At only 26, Anna Kendrick has already been nominated for both a Tony and an Oscar. So it’s no wonder that after “Up in the Air,” the actress has been inundated with scripts. But the one she chose to accept—in addition to completing her role as Jessica Stanley in the “Twilight” series—was “50/50,” in which she plays a nervous young therapist counseling Adam (Joseph Gordon-Levitt), a twenty-seven year old diagnosed with a potentially fatal spine tumor. Like the downsizing specialist in “Air,” the character is a professional beginning her career, but as Kendrick explained during a recent Dallas interview, she’s rather different.

“I guess I would say that they’re similar only in that they’re both young professionals,” Kendrick said. “Natalie, in ‘Up in the Air,’ is efficient and proud and ambitious and she thinks she’s a genius. Katharine, I think, knows that it’s going badly and suspects that everybody else knows. Her drive doesn’t come from ambition, her drive comes from a genuine desire to help people, and she’s so excited about helping people that she’s not doing it.

“What attracted me to her was the idea that she’s the opposite side of the coin. She’s starting out at something, but she’s terrified that she doesn’t know what she’s doing. That vulnerability is so on the surface.”

Kendrick could understand the character because she had experienced a similar reaction to her success as an actress—“that suspicion that everybody knows you don’t belong. I think I was putting a lot of what I was going through into this movie because I felt like I didn’t belong on these red carpet, I didn’t have any business at these parties, pretending to be a movie star. So when I read this, I certainly could relate. I was really excited to have this as my personal therapy.”

Kendrick added, though, that while the therapist she plays isn’t terribly effective at her job, she doesn’t intend that to reflect on the entire profession. “I’ve always had a positive view of talk therapy,” she said, “never a negative view of that. I don’t want to do a disservice to an entire profession, but at the same time, this character is new and inexperienced, and young, and she’s not very good at her job. So I hope that people realize that’s not indicative of an entire group of people.

“The woman [counselor] that I met with, who was helping me, basically just talked to me about the mistakes she made when she was starting. And I tried to put all of that into Katherine—she’s making all those kinds of mistakes.

“I’d imagined that her [first] two patients were older and just wanted someone to talk to. This is the first person to come in and really challenge her, to say ‘That’s really a cliché,’ or ‘That’s not helping me.’ To really call her out. She really finds that to be a challenge, and when she’s challenged is really when she’s at her worst, when she retreats into her textbook and says all the wrong things when trying too hard to say the right ones.”

In time, however, Katherine and Adam find they have a good deal in common. “I think they connect when…she sort of forgets that it’s a patient-therapist relationship,” Kendrick said, “which to me says that she has good instincts and will be a good therapist. I think that moment is really important when she says, ‘I’m just trying the best I can.’ I think we all feel that way but are just too embarrassed to admit it.”
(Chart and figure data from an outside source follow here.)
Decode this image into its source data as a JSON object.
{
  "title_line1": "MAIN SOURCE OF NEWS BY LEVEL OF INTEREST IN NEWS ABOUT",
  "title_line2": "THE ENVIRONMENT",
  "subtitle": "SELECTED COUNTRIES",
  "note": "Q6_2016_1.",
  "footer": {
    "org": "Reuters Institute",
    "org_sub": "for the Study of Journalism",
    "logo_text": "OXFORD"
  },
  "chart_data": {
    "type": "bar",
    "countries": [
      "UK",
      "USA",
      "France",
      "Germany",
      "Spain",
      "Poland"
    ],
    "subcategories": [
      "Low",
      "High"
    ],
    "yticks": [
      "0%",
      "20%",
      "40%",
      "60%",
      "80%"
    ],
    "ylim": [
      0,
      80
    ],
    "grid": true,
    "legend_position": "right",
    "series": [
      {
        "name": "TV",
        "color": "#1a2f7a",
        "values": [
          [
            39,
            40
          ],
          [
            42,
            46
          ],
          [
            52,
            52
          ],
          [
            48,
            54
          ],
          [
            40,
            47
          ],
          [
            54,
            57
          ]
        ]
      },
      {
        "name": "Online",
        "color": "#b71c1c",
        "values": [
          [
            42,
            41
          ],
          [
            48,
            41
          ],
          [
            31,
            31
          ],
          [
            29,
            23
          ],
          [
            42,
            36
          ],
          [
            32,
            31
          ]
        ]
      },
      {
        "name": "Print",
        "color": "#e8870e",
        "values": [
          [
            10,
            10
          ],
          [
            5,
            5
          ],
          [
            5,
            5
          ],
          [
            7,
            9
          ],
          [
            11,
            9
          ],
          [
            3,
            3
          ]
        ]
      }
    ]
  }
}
The chemistry between Kendrick and Gordon-Levitt onscreen is particularly noteworthy because they met only twenty minutes before filming one of their most important scenes together—the one she pointed to as the turning-point in their relationship. And it worked out remarkably well. “I didn’t know if Joe really found me that charming or he was such a good actor,” she said, adding with a self-deprecatory laugh that she thought it was “the latter—he’s just so good.”

How did Kendrick choose to do “50/50” of all the scripts she was offered after “Up in the Air”? “To me the most exciting thing in the world is when somebody says something that’s more honest than I would have been brave enough to say,” she replied. “You don’t always find that. But I think the honesty in this script is what attracted me to it. I wish there were a science to picking movies, and to acting. But if there was, anybody could do it. We’re all just trying to figure it out.

“A comedy about cancer—if this had gone badly, it would have been spectacularly bad. I just didn’t know how funny it was going to be and how much heart it was going to have. On the page I thought it was fantastic, but you can never really get a sense of the big cathartic moments and if they’re going to work. [Now] I’m really proud of this movie and I feel really lucky that it all worked out because can go in with the best intentions—we all do, no one sets out to make a bad movie—but sometimes it just gets away from you. You just try the best you can and leave a lot of it to luck.”